我在Python中有两个列表:
checkNameArr = [['551002', 'Derek Jones'],
['940874', 'Hugh Lunny'],
['104741', 'Richard Plaith'],
['310125', 'Aideen Toner'],
['305795', 'Vikki Trench'],
['218714', 'Paul Cutland'],
['401741', 'Russell Smith'],
['223996', 'Chloe Green'],
['845216', 'Simon Fallon'],
['402258', 'Chris Worth']]
queryNameArr = [['551002', 'Derek Jones'],
['940874', 'Hugh Lunny'],
['823085', 'Brian Deans'],
['310125', 'Aideen Toner'],
['571454', 'Pam Scales'],
['967825', 'Una Lingus'],
['401741', 'Russell Smith'],
['682301', 'Hannah Jacobs'],
['914774', 'Elaine Glass'],
['402258', 'Chris Worth']]
我想比较每个列表中的数字值。我知道我需要遍历一个列表以将其与下一个列表的第一个值进行比较,如果找到匹配项,则将其存储在找到的列表中。如果找不到,请将该值存储在未找到的列表中。我试图用尽可能少的代码来做这件事,但这样做的后勤工作让我感到困惑。
什么是一个很好的清洁解决方案?
答案 0 :(得分:2)
我会将您要检查的列表转换为set,方法是将每个内部元素转换为元组,然后迭代另一个列表并检查其元素(转换为元组)是否存在于集合中,如果所以将它添加到找到的列表中,否则将其添加到notfound列表中。
示例 -
checkNameSet = set(map(tuple, checkNameArr))
found = []
notfound = []
for i in queryNameArr:
if tuple(i) in checkNameSet:
found.append(i)
else:
notfound.append(i)
演示 -
>>> checkNameArr = [['551002', 'Derek Jones'],
... ['940874', 'Hugh Lunny'],
... ['104741', 'Richard Plaith'],
... ['310125', 'Aideen Toner'],
... ['305795', 'Vikki Trench'],
... ['218714', 'Paul Cutland'],
... ['401741', 'Russell Smith'],
... ['223996', 'Chloe Green'],
... ['845216', 'Simon Fallon'],
... ['402258', 'Chris Worth']]
>>>
>>> queryNameArr = [['551002', 'Derek Jones'],
... ['940874', 'Hugh Lunny'],
... ['823085', 'Brian Deans'],
... ['310125', 'Aideen Toner'],
... ['571454', 'Pam Scales'],
... ['967825', 'Una Lingus'],
... ['401741', 'Russell Smith'],
... ['682301', 'Hannah Jacobs'],
... ['914774', 'Elaine Glass'],
... ['402258', 'Chris Worth']]
>>>
... checkNameSet = set(map(tuple, checkNameArr))
>>> found = []
>>> notfound = []
>>> for i in queryNameArr:
... if tuple(i) in checkNameSet:
... found.append(i)
... else:
... notfound.append(i)
...
>>> found
[['551002', 'Derek Jones'], ['940874', 'Hugh Lunny'], ['310125', 'Aideen Toner'], ['401741', 'Russell Smith'], ['402258', 'Chris Worth']]
>>> notfound
[['823085', 'Brian Deans'], ['571454', 'Pam Scales'], ['967825', 'Una Lingus'], ['682301', 'Hannah Jacobs'], ['914774', 'Elaine Glass']]

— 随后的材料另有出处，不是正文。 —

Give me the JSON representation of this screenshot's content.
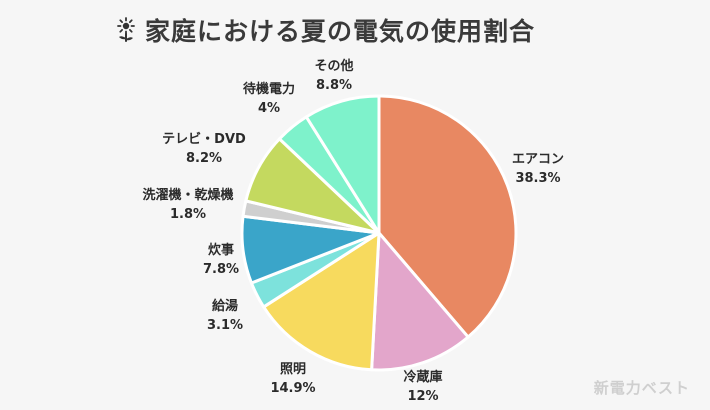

如果您只想使用内部列表中的一个元素或元素子集进行比较,而不是将内部列表的完整元组存储在集合中,我们可以使用operator.itemgetter()来获取要比较的元素并单独储存。
然后单独使用,比较代码 -
import operator
checkNameSet = set(map(operator.itemgetter(0), checkNameArr))
found = []
notfound = []
for i in queryNameArr:
if i[0] in checkNameSet:
found.append(i)
else:
notfound.append(i)
示例/演示 -
>>> checkNameArr = [['551002', 'Derek Jones'],
... ['940874', 'Hugh Lunny'],
... ['104741', 'Richard Plaith'],
... ['310125', 'Aideen Toner'],
... ['305795', 'Vikki Trench'],
... ['218714', 'Paul Cutland'],
... ['401741', 'Russell Smith'],
... ['223996', 'Chloe Green'],
... ['845216', 'Simon Fallon'],
... ['402258', 'Chris Worth']]
>>>
>>> queryNameArr = [['551002', 'Derek Jones'],
... ['940874', 'Hugh Lunny'],
... ['823085', 'Brian Deans'],
... ['310125', 'Aideen Toner'],
... ['571454', 'Pam Scales'],
... ['967825', 'Una Lingus'],
... ['401741', 'Russell Smith'],
... ['682301', 'Hannah Jacobs'],
... ['914774', 'Elaine Glass'],
... ['402258', 'Chris Worth']]
>>>
... checkNameSet = set(map(operator.itemgetter(0), checkNameArr))
>>> found = []
>>> notfound = []
>>> for i in queryNameArr:
... if i[0] in checkNameSet:
... found.append(i)
... else:
... notfound.append(i)
...
>>> found
[['551002', 'Derek Jones'], ['940874', 'Hugh Lunny'], ['310125', 'Aideen Toner'], ['401741', 'Russell Smith'], ['402258', 'Chris Worth']]
>>> notfound
[['823085', 'Brian Deans'], ['571454', 'Pam Scales'], ['967825', 'Una Lingus'], ['682301', 'Hannah Jacobs'], ['914774', 'Elaine Glass']]
答案 1 :(得分:2)
matchingArr = [item for item in queryNameArr if item in checkNameArr]
notMatchingArr = [item for item in queryNameArr if not item in checkNameArr]
结果:
[['551002', 'Derek Jones'],
['940874', 'Hugh Lunny'],
['310125', 'Aideen Toner'],
['401741', 'Russell Smith'],
['402258', 'Chris Worth']]
[['823085', 'Brian Deans'],
['571454', 'Pam Scales'],
['967825', 'Una Lingus'],
['682301', 'Hannah Jacobs'],
['914774', 'Elaine Glass']]
基于集合的替代方案:
matchingArr = map(list, set(map(tuple, queryNameArr)).intersection(set(map(tuple, checkNameArr))))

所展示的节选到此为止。